A seat on the U.S. District Court for the Eastern District of North Carolina, which has been vacant for nearly fourteen years, may finally be filled after President Trump nominated UNC law professor Richard E. Myers II for the position on Wednesday.

The vacancy, which has been in place since the end of 2005, is a testament to the dereliction of constitutional duties by both the executive and legislative branches. George W. Bush originally nominated attorney Thomas Farr to the seat, but Senate Democrats twice blocked the nomination. President Obama then offered two different nominees for the same seat during his eight years in office, only to have both nominations blocked by home-state Republicans. President Trump renominated Farr to the seat in 2017, but no vote ever came to the Senate floor.

Partisans will surely argue that each of the opposing party’s nominees was unacceptable, and that North Carolinians are better off with no judge than with a bad one. But tell that to the people who have had to wait longer for their cases to resolve.

Good luck to Professor Myers, who deserves better treatment than previous nominees and at least a speedy and fair up-or-down vote.

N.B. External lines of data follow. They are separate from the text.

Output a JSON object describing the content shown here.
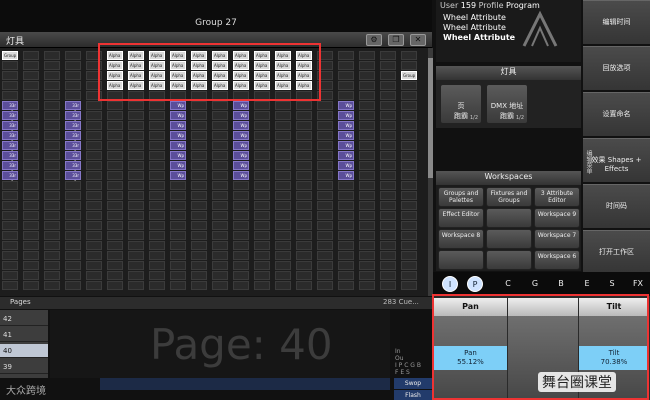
{
  "window": {
    "group_title": "Group 27",
    "pane_title": "灯具"
  },
  "profile": {
    "user_label": "User",
    "user_value": "159",
    "profile_label": "Profile",
    "profile_value": "Program",
    "attributes": [
      "Wheel Attribute",
      "Wheel Attribute",
      "Wheel Attribute"
    ]
  },
  "fixtures_panel": {
    "title": "灯具",
    "btn_page": "页\n跑霸",
    "btn_page_sub": "1/2",
    "btn_dmx": "DMX 地址\n跑霸",
    "btn_dmx_sub": "1/2"
  },
  "workspaces": {
    "title": "Workspaces",
    "items": [
      {
        "label": "Groups and Palettes"
      },
      {
        "label": "Fixtures and Groups"
      },
      {
        "label": "3 Attribute Editor"
      },
      {
        "label": "Effect Editor"
      },
      {
        "label": ""
      },
      {
        "label": "Workspace 9"
      },
      {
        "label": "Workspace 8"
      },
      {
        "label": ""
      },
      {
        "label": "Workspace 7"
      },
      {
        "label": ""
      },
      {
        "label": ""
      },
      {
        "label": "Workspace 6"
      }
    ]
  },
  "side_buttons": [
    "编辑时间",
    "回放选项",
    "设置命名",
    "效果 Shapes + Effects",
    "时间码",
    "打开工作区"
  ],
  "side_vertical": "编辑菜单",
  "attr_tabs": [
    "I",
    "P",
    "C",
    "G",
    "B",
    "E",
    "S",
    "FX"
  ],
  "encoders": [
    {
      "name": "Pan",
      "value_name": "Pan",
      "value": "55.12%"
    },
    {
      "name": "",
      "value_name": "",
      "value": ""
    },
    {
      "name": "Tilt",
      "value_name": "Tilt",
      "value": "70.38%"
    }
  ],
  "pages": {
    "label": "Pages",
    "numbers": [
      "42",
      "41",
      "40",
      "39"
    ],
    "big": "Page: 40",
    "cue_count": "283 Cue..."
  },
  "inout": [
    "In",
    "Ou",
    "I P C G B",
    "F  E S"
  ],
  "swop": [
    "Swop",
    "Flash"
  ],
  "grid_labels": {
    "alpha": "Alpha B",
    "wp": "Wp",
    "group": "Group",
    "grp": "Grp",
    "sp": "33r Sp"
  },
  "watermarks": {
    "left": "大众跨境",
    "right": "舞台圈课堂"
  },
  "colors": {
    "highlight": "#e33333",
    "fixture_selected": "#5b4e9a",
    "encoder_value": "#7dcff7"
  }
}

New Jersey federal judges speak out on vacancy crisis

The U.S. District Court for the District of New Jersey is authorized by law to have 17 active (i.e., full time) district judges. Since 2015, however, retirements have dwindled that number to 11 active judges. And simultaneously, the number of case filings has gone up 150 percent. As a result, the district today faces terrible docket congestion. The number of cases pending more than three years has more than doubled, and the total number of pending cases has more than tripled, over the last four years.

Now some of the district’s judges are speaking out. In a story published on NJ.com, Chief Judge Freda Wolfson insisted that Congress and the President should do their job and fill the vacancies.

While Wolfson said the judges continue to work around the clock and treat every case — no matter the magnitude — diligently, the sheer number of cases is going to inevitably slow down the process.

“We need help tremendously,” Wolfson said. “It is not just to relieve the burden on the judges. It is because we need to service the public as quickly as we can in a just manner.”

There is plenty of fault to go around. The Trump Administration has not put forward a single nomination for the District of New Jersey, even as it works to fill other judicial vacancies at a rapid pace. And in any event, neither of the state’s Democratic Senators, Bob Menendez and Cory Booker, have suggested any willingness to work with the Administration on potential nominees.

As I wrote for The Hill back in March, judicial vacancy emergencies like this stress the capacity of the courts and damage the administration of justice in all cases — most of which are entirely apolitical, garden-variety disputes. Playing politics with judicial appointments is damaging and largely pointless.